Joseph used his personal savings to finance the short, which follows an inquisitive fox on his search for a whale. “I was trying my hand at a lot of new things for the first time,” he recalls. “Visual effects like water, fire, particles, etc.; compositing, storyboarding. Conceptually I had ideas about how these could work, but the short was also a proving ground to test these out.”
Another major technical challenge was the film’s sound. After losing his original sound designer, Joseph relied on the generosity of Tim Nielsen, who loaned his entire sound library of his personal field recordings. “Tim was also generous enough to walk me through picking studio monitors within my budget and also offering advice. He had a busy schedule, but he always left room for me to give him a quick ring. I really couldn’t have finished the film without Tim. I really, really got lucky!!”
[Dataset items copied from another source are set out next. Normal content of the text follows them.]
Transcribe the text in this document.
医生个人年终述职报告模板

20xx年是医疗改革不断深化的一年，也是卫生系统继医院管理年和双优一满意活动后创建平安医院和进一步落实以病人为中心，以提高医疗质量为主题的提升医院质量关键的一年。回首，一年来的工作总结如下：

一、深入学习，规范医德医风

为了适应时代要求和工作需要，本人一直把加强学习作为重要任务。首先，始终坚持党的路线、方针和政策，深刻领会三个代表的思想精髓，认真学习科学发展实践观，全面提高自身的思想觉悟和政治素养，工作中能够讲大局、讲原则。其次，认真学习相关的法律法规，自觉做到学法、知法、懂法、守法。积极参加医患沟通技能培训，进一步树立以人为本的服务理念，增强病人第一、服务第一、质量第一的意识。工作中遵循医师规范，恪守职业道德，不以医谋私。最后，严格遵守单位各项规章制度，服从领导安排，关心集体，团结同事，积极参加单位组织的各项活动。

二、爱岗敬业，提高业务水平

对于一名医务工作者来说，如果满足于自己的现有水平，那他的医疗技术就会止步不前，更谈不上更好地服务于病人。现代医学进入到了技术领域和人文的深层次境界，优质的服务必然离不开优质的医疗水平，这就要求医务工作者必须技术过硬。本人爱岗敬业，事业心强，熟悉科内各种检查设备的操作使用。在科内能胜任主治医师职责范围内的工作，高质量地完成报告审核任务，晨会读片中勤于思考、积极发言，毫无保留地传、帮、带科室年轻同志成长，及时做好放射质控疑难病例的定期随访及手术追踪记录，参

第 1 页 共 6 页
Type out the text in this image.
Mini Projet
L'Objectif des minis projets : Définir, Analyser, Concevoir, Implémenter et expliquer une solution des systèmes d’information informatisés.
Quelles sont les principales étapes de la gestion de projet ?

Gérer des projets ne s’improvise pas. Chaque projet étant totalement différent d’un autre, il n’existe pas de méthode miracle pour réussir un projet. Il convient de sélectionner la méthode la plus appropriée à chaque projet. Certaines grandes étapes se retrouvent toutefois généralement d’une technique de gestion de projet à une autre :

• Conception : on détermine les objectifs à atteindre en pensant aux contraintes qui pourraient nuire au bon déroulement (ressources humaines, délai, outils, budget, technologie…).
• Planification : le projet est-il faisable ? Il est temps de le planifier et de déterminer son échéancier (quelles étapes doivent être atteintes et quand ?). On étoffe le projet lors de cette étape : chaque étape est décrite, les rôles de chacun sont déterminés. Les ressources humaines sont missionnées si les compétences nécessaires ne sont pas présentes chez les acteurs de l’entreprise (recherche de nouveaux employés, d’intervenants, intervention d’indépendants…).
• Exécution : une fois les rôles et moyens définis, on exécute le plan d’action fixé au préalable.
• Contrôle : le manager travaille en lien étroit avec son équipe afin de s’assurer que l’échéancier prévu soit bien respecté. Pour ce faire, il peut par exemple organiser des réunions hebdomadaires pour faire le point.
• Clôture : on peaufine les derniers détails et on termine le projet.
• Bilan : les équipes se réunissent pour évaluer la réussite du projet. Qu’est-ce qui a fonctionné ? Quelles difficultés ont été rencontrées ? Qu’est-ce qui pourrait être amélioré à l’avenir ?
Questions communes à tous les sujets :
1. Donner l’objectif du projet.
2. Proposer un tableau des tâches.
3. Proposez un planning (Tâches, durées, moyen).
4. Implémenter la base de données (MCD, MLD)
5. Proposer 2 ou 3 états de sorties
Joseph and his partner Kim Leow worked together for 16 months to realize his vision. “All the CG character animation, modeling and rigging was done by my partner Kim, using Maya,” notes Joseph. “I did the rest using Adobe CC: Storyboards, backgrounds, and 2D Animation was done in Photoshop. VFX & compositing was done with After Effects, the editing was done in Premiere, and foley and sound design was done using Audition.”
Citing Michael Dudok de Wit’s Father and Daughter and Yuri Norstein’s Hedgehog in the Fog as two of his favorite shorts, Joseph says the inspiration for his own project was the pursuit of curiosity. “A lot of it came from being a big fan of exploration and science, especially space exploration. The ambitions at the fringes of it often seem one step beyond reach. The fact that we still try instills a sense of awe and wonder. At the other end is an idea of failure, or at least what is perceived as failure. It’s a fragile state of mind at times, but to me it holds such optimism.”
Looking back, the director says the learning curve the experience provided was a highlight. The other was a working relationship with his partner Kim. “Being a couple and working together can be tricky,” he admits. “It can be a very fine line. If all goes well, after a point there is a shorthand that develops…and when that happens, it’s really, really great!”
The Fox and the Whale launched on Robin Joseph’s Vimeo page Oct. 10 as a Vimeo Staff Pick.